Federic de Sicile/Le Libraire au lecteur

Jean Ribou (p. 3-6).

LE LIBRAIRE AU LECTEUR.

Il m’est tombé entre les mains cette Hiſtoriette que je vous preſente, amy Lecteur. Le plan en a eſté tiré ſur une nouvelle Eſpagnole, qui en a fourni l’idée generale ; mais la maniere dont il eſt écrit a paru ſi neuve & ſi delicate aux plus éclairez, que j’ay crû que cet ouvrage feroit honneur à noſtre langue. Le ſtile en eſt pur & ſerré, les penſées naturelles, les expreſſions vives & d’un tour tres particulier.
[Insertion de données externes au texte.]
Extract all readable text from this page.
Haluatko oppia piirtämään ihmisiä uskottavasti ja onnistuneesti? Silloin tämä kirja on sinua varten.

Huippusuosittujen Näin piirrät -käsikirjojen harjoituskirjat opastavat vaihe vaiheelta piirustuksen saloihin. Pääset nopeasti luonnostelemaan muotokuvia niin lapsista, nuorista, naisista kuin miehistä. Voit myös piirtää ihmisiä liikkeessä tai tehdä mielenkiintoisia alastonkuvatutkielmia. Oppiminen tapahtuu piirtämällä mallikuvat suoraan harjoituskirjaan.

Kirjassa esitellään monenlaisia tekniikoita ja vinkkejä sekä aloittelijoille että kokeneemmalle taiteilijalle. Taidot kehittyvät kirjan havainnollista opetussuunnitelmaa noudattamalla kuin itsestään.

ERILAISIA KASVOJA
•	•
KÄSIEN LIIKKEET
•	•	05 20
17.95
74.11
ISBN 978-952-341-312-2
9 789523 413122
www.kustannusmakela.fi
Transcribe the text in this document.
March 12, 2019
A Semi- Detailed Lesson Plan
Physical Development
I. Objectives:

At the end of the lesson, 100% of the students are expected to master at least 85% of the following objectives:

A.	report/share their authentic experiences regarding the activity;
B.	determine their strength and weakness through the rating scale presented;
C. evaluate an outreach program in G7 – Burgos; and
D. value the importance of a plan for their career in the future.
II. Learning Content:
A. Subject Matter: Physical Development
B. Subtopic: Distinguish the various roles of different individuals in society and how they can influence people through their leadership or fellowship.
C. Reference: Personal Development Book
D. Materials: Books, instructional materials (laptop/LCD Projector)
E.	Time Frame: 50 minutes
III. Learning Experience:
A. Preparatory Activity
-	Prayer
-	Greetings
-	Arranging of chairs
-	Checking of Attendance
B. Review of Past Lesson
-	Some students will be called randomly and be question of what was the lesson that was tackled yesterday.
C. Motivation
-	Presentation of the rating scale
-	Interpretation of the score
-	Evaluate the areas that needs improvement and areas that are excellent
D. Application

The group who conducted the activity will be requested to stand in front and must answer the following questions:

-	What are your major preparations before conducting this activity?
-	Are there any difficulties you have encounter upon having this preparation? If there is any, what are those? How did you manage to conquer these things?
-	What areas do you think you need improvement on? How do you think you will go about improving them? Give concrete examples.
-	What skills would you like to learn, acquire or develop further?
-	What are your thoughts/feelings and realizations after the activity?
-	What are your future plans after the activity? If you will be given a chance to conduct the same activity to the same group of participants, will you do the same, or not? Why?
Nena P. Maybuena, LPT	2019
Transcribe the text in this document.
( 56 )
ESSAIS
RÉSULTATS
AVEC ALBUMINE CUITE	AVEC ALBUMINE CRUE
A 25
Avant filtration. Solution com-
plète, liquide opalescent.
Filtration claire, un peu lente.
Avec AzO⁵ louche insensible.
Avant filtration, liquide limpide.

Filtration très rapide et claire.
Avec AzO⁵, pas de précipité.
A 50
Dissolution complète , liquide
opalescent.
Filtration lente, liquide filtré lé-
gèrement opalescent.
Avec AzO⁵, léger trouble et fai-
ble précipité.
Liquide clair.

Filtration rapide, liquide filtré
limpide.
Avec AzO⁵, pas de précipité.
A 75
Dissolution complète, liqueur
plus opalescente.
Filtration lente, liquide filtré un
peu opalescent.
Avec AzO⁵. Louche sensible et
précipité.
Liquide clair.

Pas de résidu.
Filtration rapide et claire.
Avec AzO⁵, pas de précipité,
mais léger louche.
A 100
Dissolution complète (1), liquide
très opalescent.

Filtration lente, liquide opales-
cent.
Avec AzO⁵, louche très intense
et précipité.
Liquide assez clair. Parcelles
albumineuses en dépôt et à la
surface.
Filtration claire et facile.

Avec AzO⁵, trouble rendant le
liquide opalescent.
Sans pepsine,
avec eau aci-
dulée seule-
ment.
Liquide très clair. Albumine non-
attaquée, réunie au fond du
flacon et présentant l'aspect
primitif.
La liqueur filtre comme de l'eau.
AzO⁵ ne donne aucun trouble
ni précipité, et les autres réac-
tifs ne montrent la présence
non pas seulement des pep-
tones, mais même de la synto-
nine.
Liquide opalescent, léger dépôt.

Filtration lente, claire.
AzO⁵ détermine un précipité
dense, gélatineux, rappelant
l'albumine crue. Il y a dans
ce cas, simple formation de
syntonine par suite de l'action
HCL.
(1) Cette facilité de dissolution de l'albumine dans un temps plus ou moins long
Au reſte l’Autheur prend autant de ſoin de ſe cacher & a autant de modeſtie que ſon ouvrage a de beautez, tout ce que j’en ay pû apprendre eſt qu’il vient d’une perſonne dont le ſexe, la jeuneſſe, & le merite inſpirent des ſentimens auſſi tendres que ceux qu’elle écrit, & qu’on ne croira jamais, quoy que ce ſoit la verité, que ce Livre ſoit le coup d’eſſay d’une perſonne de dix-sept ans. J’ay crû, amy Lecteur, devoir vous inſtruire en paſſant de cette circonſtance, elle est aßez particuliere pour vous donner de la ſurpriſe, & ſans doute, de l’admiration. Cependant s’il s’estoit gliſſé quelques fautes dans cet ouvrage, l’Autheur n’en est nullement coupable, puis qu’il y a plus d’un an qu’il eſt ſorti de ſes mains, & ſur tout ſongez que la ſatyre feroit trop de peur à une jeune perſonne qui n’a entendu juſqu’icy que des loüanges, & qui les merite ſi bien.